Upgrading these is primarily a question of investigating what the market offers as an upgrade. A high performance CAT or a competition CAT can flow significantly more than a stock CAT. However, CAT flow performance of highly tuned cars must be checked regularly, as many do not hold up well to extended wide-open throttle. A collapsed CAT can easily rob 5-10% of power output.
It is not just the honeycomb innards of the CAT that can cause flow restriction. Even when the honeycomb is in good condition, a poorly designed CAT will impede gas flow owing to turbulence cause by the exhaust diverging at anything from 35 degrees to 60 degrees into the honeycomb, then converging again into the tailpipe at a similarly steep angle.

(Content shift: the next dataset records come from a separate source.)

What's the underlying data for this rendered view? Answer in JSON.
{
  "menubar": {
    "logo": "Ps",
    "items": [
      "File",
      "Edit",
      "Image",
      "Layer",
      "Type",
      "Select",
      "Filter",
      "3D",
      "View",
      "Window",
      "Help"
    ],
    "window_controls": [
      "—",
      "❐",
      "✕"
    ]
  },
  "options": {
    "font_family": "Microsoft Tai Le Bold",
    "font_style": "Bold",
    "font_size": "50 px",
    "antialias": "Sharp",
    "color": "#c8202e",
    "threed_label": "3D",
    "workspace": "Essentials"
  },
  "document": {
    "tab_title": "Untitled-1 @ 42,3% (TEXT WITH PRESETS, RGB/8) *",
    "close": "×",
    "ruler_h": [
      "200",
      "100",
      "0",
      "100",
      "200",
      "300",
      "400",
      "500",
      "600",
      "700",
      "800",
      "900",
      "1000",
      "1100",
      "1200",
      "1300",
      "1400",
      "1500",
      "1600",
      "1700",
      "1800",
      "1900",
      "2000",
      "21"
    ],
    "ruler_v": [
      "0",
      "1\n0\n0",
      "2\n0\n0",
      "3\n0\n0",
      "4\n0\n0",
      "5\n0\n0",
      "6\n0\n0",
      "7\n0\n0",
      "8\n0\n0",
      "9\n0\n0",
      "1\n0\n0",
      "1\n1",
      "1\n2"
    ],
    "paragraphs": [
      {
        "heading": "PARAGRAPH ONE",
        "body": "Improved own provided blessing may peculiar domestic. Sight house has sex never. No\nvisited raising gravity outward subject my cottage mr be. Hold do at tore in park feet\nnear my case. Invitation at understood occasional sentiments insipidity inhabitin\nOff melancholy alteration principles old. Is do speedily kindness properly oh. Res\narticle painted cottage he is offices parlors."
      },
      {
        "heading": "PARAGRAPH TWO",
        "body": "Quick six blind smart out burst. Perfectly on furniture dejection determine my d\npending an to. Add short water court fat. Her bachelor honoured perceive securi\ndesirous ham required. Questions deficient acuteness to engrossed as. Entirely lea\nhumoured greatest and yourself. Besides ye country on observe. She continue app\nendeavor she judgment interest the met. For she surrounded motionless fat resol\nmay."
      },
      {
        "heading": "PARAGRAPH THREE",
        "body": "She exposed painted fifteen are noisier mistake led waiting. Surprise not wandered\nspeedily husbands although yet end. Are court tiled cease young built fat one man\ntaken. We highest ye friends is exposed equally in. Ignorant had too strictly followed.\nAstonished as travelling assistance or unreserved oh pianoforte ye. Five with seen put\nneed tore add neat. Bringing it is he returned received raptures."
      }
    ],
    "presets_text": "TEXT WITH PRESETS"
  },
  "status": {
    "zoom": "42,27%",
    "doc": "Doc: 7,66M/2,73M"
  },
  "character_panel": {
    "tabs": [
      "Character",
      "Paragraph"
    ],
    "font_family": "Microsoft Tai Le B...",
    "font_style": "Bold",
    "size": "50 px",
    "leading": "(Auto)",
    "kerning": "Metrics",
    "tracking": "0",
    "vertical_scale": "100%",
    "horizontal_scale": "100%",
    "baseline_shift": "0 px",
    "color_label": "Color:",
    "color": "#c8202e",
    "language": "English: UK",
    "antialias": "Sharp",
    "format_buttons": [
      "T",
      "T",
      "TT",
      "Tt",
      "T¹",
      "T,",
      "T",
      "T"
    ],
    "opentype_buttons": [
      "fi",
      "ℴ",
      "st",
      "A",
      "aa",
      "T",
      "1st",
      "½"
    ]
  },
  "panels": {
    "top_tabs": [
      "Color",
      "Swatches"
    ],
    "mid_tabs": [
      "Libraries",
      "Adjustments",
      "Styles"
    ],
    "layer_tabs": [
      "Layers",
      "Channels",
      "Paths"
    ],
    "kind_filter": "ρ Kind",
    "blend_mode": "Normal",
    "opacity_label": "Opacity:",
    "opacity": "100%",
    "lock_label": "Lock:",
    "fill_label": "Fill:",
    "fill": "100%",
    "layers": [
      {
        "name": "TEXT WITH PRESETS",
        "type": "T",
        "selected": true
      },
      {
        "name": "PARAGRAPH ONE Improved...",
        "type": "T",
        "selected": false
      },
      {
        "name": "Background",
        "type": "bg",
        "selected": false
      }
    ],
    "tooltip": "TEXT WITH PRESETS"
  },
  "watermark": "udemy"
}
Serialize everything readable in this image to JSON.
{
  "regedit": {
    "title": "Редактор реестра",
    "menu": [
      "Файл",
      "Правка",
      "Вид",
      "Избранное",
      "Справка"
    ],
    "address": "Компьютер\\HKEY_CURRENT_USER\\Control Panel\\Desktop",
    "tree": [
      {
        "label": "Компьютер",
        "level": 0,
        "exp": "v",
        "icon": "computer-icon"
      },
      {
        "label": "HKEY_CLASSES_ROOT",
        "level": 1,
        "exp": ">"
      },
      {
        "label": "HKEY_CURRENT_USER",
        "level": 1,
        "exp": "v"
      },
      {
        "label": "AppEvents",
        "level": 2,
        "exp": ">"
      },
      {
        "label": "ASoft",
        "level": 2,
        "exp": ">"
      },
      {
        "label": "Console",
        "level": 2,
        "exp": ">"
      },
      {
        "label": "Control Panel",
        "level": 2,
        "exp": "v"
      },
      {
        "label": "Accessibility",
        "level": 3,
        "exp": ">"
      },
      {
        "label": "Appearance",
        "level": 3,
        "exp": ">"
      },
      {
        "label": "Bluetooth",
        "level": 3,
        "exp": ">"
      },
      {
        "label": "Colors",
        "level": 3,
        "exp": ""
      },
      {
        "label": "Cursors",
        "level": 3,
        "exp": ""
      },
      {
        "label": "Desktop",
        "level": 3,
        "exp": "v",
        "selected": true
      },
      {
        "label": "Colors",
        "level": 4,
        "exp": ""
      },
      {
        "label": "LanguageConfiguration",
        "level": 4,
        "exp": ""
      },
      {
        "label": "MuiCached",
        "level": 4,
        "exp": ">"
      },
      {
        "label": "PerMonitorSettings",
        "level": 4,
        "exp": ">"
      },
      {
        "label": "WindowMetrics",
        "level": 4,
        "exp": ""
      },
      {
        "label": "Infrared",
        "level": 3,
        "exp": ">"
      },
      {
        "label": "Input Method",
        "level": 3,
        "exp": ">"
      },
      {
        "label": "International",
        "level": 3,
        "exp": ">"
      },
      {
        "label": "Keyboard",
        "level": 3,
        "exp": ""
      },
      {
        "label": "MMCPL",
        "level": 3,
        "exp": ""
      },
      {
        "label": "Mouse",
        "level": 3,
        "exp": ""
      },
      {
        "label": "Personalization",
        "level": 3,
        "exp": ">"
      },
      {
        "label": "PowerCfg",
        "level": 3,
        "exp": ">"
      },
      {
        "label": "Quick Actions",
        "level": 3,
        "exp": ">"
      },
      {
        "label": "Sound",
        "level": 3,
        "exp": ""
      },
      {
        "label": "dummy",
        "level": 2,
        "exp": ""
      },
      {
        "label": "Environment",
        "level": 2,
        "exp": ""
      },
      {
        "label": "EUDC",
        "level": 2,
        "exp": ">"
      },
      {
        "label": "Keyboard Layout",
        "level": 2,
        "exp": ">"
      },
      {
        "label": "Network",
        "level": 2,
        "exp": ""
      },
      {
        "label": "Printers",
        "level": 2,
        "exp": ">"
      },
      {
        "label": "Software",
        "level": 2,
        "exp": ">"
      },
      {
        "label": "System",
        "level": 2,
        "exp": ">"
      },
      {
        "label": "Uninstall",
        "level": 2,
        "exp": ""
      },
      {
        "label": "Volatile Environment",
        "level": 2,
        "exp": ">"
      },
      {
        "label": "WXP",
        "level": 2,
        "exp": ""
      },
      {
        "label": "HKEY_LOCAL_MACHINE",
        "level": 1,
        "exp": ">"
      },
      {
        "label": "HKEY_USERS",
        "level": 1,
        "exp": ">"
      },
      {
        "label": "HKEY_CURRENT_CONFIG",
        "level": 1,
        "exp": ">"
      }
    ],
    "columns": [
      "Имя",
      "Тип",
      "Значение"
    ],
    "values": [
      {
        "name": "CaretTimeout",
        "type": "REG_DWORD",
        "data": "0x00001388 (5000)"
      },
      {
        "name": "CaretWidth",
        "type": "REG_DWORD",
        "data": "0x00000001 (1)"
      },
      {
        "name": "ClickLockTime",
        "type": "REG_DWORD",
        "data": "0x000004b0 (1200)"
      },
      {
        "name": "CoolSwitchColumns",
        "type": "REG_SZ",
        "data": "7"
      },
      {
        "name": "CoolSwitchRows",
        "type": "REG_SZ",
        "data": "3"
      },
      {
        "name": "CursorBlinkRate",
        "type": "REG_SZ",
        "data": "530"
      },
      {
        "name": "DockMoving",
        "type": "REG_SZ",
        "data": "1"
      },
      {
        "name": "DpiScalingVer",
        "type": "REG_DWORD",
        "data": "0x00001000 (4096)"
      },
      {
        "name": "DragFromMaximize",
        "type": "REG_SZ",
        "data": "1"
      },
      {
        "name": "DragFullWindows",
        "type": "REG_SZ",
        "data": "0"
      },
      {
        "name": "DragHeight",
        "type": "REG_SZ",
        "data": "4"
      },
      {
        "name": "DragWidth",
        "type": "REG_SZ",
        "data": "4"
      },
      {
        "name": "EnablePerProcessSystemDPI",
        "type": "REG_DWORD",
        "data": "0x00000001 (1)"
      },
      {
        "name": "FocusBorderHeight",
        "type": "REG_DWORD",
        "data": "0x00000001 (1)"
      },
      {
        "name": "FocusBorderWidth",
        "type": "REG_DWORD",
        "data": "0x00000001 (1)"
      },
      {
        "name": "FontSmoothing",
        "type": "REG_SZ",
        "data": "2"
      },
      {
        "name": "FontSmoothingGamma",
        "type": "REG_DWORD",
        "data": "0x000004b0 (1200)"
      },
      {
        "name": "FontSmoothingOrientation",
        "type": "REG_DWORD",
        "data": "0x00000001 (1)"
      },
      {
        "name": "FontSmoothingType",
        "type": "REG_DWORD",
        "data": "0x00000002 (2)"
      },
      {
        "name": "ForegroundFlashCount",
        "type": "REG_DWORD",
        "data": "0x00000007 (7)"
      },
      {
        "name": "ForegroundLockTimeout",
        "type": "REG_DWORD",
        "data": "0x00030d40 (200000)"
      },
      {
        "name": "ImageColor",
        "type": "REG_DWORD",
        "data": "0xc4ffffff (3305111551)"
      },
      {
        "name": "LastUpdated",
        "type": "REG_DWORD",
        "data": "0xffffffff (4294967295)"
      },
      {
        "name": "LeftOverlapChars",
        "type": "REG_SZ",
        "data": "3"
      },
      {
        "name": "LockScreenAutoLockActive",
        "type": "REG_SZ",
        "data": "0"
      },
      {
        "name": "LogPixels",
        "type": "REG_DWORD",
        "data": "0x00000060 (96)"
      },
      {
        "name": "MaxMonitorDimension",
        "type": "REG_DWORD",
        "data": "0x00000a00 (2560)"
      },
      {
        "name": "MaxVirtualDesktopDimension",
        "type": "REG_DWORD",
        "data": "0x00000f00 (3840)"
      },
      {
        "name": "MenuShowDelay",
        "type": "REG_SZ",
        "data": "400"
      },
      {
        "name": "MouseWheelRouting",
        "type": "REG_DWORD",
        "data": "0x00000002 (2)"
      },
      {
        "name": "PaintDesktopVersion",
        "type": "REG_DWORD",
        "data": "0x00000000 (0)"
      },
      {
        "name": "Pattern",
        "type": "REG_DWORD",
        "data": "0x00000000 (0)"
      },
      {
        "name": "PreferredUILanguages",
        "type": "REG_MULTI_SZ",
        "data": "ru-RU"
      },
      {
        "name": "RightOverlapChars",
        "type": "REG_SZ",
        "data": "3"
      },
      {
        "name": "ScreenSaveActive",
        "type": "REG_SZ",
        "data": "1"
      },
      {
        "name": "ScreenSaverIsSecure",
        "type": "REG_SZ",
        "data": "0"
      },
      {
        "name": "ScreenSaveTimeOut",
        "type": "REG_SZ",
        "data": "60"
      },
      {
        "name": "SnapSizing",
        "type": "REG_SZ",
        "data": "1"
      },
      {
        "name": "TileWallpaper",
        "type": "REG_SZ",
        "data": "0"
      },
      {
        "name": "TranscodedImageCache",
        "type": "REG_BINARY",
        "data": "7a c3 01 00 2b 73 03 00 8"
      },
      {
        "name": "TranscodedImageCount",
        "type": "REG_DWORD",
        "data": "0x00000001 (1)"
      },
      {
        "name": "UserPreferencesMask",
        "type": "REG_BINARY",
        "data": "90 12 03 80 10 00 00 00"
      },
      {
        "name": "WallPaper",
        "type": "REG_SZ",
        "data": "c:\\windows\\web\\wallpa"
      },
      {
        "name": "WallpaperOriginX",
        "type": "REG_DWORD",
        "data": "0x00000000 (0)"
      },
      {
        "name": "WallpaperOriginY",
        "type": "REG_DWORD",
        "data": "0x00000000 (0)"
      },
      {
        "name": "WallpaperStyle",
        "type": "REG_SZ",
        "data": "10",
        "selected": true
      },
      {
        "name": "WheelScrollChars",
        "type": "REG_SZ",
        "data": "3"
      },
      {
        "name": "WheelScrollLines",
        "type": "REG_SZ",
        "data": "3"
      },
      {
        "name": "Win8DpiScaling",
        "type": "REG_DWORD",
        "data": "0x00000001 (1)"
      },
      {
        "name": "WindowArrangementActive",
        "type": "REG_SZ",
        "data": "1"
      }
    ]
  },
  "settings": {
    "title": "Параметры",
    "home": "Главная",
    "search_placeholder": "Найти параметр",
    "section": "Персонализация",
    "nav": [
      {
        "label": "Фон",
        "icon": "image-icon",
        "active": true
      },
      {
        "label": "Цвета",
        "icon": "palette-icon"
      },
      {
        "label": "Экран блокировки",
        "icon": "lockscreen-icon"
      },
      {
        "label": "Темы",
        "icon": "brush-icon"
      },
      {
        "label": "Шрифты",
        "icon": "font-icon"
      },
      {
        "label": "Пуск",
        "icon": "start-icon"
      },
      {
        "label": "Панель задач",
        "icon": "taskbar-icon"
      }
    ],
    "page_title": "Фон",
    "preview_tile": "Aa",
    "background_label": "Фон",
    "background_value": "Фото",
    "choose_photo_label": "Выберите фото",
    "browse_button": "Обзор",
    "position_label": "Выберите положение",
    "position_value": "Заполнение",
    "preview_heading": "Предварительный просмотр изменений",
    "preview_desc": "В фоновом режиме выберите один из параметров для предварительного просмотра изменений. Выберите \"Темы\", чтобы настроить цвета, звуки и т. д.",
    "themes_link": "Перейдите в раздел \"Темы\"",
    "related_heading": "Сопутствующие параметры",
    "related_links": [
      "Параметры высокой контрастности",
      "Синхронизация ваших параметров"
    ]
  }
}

To overcome this problem the CAT must have a gently entry and exit taper. Notice the difference between the two images, and their entry and exit angles (marked in red). The less the taper is of the entry and exit, the greater the flow.
On the inlet side a taper of 10-12 degrees allows the exhaust gas to expand gradually to the full size of the honeycomb with minimal turbulence. On the exit side a taper of 12-15 degrees forces the gases to converge into the tailpipe without unduly disturbing the exhaust flow.
If an upgraded CAT is not an option, a possible rewelding of the entry and exit taper can be done to increase the flow of the stock unit. This can result in double the flow, however care should be taken in not damaging the honeycomb innard.